In vitro Formation of Deoxycholic and Lithocholic Acid by Human Intestinal Microorganisms. ∗ †

Elimination of the 7-hydroxysubstituent of the bile acids by intestinal microorganisms is a common reaction occurring in many species (1) and has been reproduced in vitro by a mixture of anaerobic intestinal microorganisms from the rat(2). Samuelsson has demonstrated that the reaction mechanism is a dehydration to a Δ⁶-derivative, followed by reduction (3).

Human bile contains 3 main bile acids, cholic, chenodeoxycholic and deoxycholic acid, with a mean ratio of 1.1:1.0:0.6(4). Cholic and chenodeoxycholic acids are formed directly from cholesterol in the liver (1). Due to the action of microbial enzymes the 7-hydroxyl group of cholic acid is removed and the “secondary” bile acid deoxycholic acid is formed(5). Contrary to the rapid transformation of cholic acid, chenodeoxycholic acid is transformed slowly during the enterohepatic circulation. Three days after administration of chenodeoxycholic acid-24-C¹⁴ only 3% of the isotope in the human bile was recovered as lithocholic acid(6). Although definitive proof is lacking, investigation so far indicates that deoxycholic and lithocholic acids are not metabolized by the human liver to a significant extent(6,7). The different concentration of deoxycholic and lithocholic acids in human bile, therefore, might be explained by a difference in ability of the intestinal flora to remove the 7-hydroxyl group from cholic and chenodeoxycholic acid or by a difference in accessibility for absorption of the “secondary” bile acids.

The aim of the present investigation was to study the formation of deoxycholic and lithocholic acid in subcultures of mixed human intestinal microorganisms.

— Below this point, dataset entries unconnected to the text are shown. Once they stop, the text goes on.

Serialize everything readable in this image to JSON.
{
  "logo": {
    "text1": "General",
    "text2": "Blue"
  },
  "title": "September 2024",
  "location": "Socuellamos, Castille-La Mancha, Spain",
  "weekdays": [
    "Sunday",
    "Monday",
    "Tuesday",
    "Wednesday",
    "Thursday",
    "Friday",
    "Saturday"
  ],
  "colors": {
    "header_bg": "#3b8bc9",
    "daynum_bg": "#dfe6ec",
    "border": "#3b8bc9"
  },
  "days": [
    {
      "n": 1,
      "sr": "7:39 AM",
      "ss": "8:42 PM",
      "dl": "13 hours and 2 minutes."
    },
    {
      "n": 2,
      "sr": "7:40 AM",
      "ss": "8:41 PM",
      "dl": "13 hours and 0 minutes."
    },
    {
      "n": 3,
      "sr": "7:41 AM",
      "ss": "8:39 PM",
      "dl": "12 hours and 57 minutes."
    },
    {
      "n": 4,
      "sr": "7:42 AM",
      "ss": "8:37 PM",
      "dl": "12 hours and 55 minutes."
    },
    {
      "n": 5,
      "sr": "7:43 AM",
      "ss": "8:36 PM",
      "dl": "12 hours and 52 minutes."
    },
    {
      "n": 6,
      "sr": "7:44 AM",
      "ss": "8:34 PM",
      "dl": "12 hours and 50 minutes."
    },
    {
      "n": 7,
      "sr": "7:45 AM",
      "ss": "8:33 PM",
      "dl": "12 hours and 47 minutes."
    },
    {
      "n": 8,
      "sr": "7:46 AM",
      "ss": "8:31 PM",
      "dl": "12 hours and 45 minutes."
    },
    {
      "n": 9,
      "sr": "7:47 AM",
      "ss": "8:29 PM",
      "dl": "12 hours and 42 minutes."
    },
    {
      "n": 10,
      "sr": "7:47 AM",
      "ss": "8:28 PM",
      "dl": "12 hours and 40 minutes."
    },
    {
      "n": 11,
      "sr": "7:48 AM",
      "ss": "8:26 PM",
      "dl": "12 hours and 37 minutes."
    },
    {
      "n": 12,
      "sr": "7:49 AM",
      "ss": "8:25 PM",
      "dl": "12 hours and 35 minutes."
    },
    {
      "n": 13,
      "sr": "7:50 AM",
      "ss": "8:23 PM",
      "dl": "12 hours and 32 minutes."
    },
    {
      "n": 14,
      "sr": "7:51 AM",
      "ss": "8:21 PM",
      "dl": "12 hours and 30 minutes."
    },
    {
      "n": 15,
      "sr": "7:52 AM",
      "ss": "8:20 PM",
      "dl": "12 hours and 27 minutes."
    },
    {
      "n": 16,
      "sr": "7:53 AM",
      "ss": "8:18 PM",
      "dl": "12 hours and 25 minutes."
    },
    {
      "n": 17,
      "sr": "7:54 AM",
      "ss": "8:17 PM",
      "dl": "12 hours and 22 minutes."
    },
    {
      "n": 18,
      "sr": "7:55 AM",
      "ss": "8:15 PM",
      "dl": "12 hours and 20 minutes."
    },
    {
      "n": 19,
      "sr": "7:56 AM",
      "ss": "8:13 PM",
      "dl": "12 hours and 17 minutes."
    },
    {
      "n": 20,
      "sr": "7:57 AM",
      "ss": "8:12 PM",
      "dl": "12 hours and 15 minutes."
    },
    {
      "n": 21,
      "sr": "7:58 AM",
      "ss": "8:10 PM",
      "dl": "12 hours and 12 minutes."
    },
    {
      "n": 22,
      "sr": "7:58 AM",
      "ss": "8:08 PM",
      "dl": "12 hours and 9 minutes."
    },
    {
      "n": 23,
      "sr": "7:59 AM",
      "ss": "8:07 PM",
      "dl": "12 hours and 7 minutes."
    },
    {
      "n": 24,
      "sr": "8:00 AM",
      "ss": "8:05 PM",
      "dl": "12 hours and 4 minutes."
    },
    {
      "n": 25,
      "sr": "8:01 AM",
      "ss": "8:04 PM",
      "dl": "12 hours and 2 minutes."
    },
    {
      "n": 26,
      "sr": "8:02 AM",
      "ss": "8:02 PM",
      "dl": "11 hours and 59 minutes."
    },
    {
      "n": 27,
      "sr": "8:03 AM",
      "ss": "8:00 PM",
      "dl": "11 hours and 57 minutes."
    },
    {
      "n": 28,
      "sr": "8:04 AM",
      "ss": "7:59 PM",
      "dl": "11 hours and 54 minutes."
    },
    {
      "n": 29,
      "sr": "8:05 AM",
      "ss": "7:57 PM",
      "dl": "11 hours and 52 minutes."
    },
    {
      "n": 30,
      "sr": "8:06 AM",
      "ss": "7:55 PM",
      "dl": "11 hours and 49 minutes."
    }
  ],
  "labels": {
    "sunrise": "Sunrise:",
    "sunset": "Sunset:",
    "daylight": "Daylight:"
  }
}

Experimental. The 24-C¹⁴-labeled cholic, deoxycholic and chenodeoxycholic acids were prepared according to Bergström et al.(8).

Labeled bile acids as sodium salts dissolved in 80% ethanol were added to thick walled centrifuge tubes (inside diameter 13 mm, height 100 mm). After evaporation, the residue was taken up in 4 ml of culture medium. The bile acid concentration was always 0.2 mM/l broth. The tubes were plugged with cotton and autoclaved for 20 minutes. The first subculture was made by inoculating one loop of human feces into each experimental tube and into a tube without bile acid. Subsequent serial stock subcultures of mixed microorganisms were made in medium free of bile acids. One drop from a serial stock subculturc was inoculated into the respective set of experimental tubes containing the bile acids. For aerobic incubation the tubes were cotton-stoppered.